Jeśli chodzi o Lokomotiw Sofia i Metalurg Skopje to pierwsi zajęli w tamtym sezonie czwarte miejsce w lidze bułgarskiej, a drudzy nie są najlepsi nawet w Macedonii, wyprzedziła ich Skendija 79. Drużyny więc bardzo przeciętne, zaglądaliśmy w ich kadry, ale nie będziemy udawali, że kogoś tam znamy. To znaczy jest Vladimir Manczew, który kiedyś miał podbić ligę francuską, ale facet ma dziś ten problem, że w ciągu ostatnich czterech sezonów nie strzelił nawet dziesięciu goli.

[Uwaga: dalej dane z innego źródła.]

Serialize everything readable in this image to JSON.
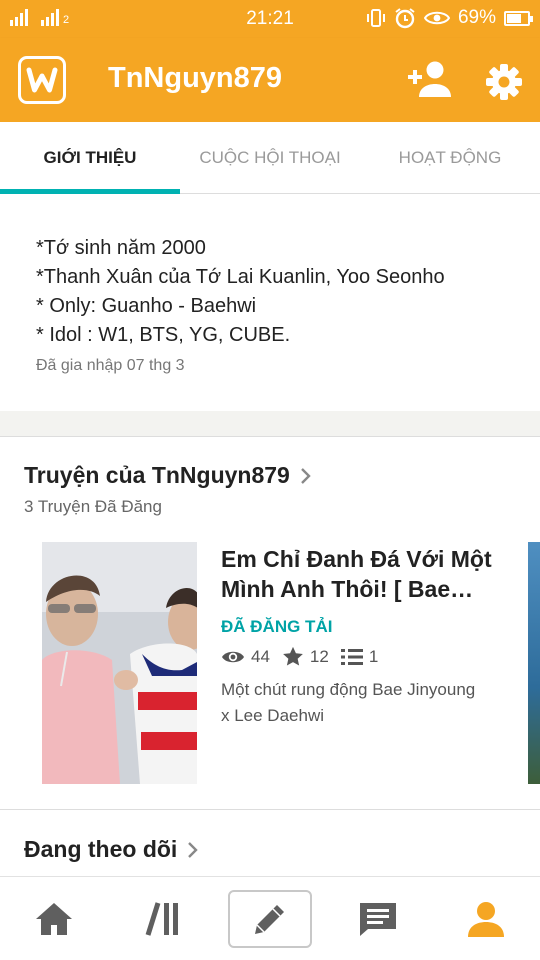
{
  "status_bar": {
    "time": "21:21",
    "battery": "69%",
    "battery_level": 0.69,
    "sim_tag": "2"
  },
  "app_bar": {
    "title": "TnNguyn879",
    "logo_icon": "wattpad-logo-icon",
    "actions": [
      "add-user-icon",
      "gear-icon"
    ]
  },
  "tabs": [
    {
      "label": "GIỚI THIỆU",
      "active": true
    },
    {
      "label": "CUỘC HỘI THOẠI",
      "active": false
    },
    {
      "label": "HOẠT ĐỘNG",
      "active": false
    }
  ],
  "about": {
    "lines": [
      "*Tớ sinh năm 2000",
      "*Thanh Xuân của Tớ Lai Kuanlin, Yoo Seonho",
      "* Only: Guanho - Baehwi",
      "* Idol : W1, BTS, YG, CUBE."
    ],
    "joined": "Đã gia nhập 07 thg 3"
  },
  "stories": {
    "title": "Truyện của TnNguyn879",
    "subtitle": "3 Truyện Đã Đăng",
    "items": [
      {
        "title_line1": "Em Chỉ Đanh Đá Với Một",
        "title_line2": "Mình Anh Thôi! [ Bae…",
        "status": "ĐÃ ĐĂNG TẢI",
        "reads": "44",
        "votes": "12",
        "parts": "1",
        "description_line1": "Một chút rung động Bae Jinyoung",
        "description_line2": "x Lee Daehwi"
      }
    ]
  },
  "following": {
    "title": "Đang theo dõi"
  },
  "bottom_nav": {
    "items": [
      "home-icon",
      "library-icon",
      "write-icon",
      "messages-icon",
      "profile-icon"
    ],
    "active": "profile-icon"
  },
  "colors": {
    "brand": "#f5a623",
    "tab_indicator": "#00b2b2",
    "status_teal": "#00a3a6",
    "nav_icon": "#5f5f5f"
  }
}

Z Bułgarami zagra też pewnie Wisła, bo Litex w pierwszym meczu ograł Mogren (ich przydomek to czarnogórska Chelsea. Brzmi absurdalnie, ale co zrobić) 2:1 i teraz ma jeszcze mecz u siebie. Rywal taki sobie. Ani dobry, ani zły. Chyba trochę słabszy od Slovana Bratysława, więc nie ma co narzekać. W dodatku odpadał ostatnio z europejskich pucharów po meczach z Debrecenem, Ziliną i BATE, a to już powinno coś o nim mówić. Kiedyś pewnie napisalibyśmy, że jest do wciągnięcia nosem, dzisiaj lepiej takich sądów nie rzucać, bo to praktycznie ten sam level. Jest kilku Francuzów, Brazylijczyków, mają też reprezentantów młodzieżówki i zawodników, którym przypatruje się Lothar Matthaeus.
Najgorzej ma Legia, choć do końca sami nie wiemy, co myśleć o tym Gaziantesporze (zakładamy, że to oni awansują). Niby to czwarty zespół ligi tureckiej, niby rok temu wydał dziesięć milionów euro na transfery, a w kadrze ma Argentyńczyka Sosę i Brazylijczyka Wagnera, ale do tej pory był to przeciętniak. Dopiero niedawno wypłynął; po tych wszystkich newsach, z których wynika, że pół ligi było ustawione, jakoś nas nie przekonują. Podobno to drużyna własnego boiska, zwłaszcza teraz, gdy od kilku tygodni temperatura waha się tam w okolicach czterdziestu.
W sumie więc lepiej było trafić na Turków niż na taki, dajmy na to, Rennes. Legia, która nie miała wcześniej żadnego przetarcia, po której nie wiadomo, czego się spodziewać, mogłaby tego nie udźwignąć.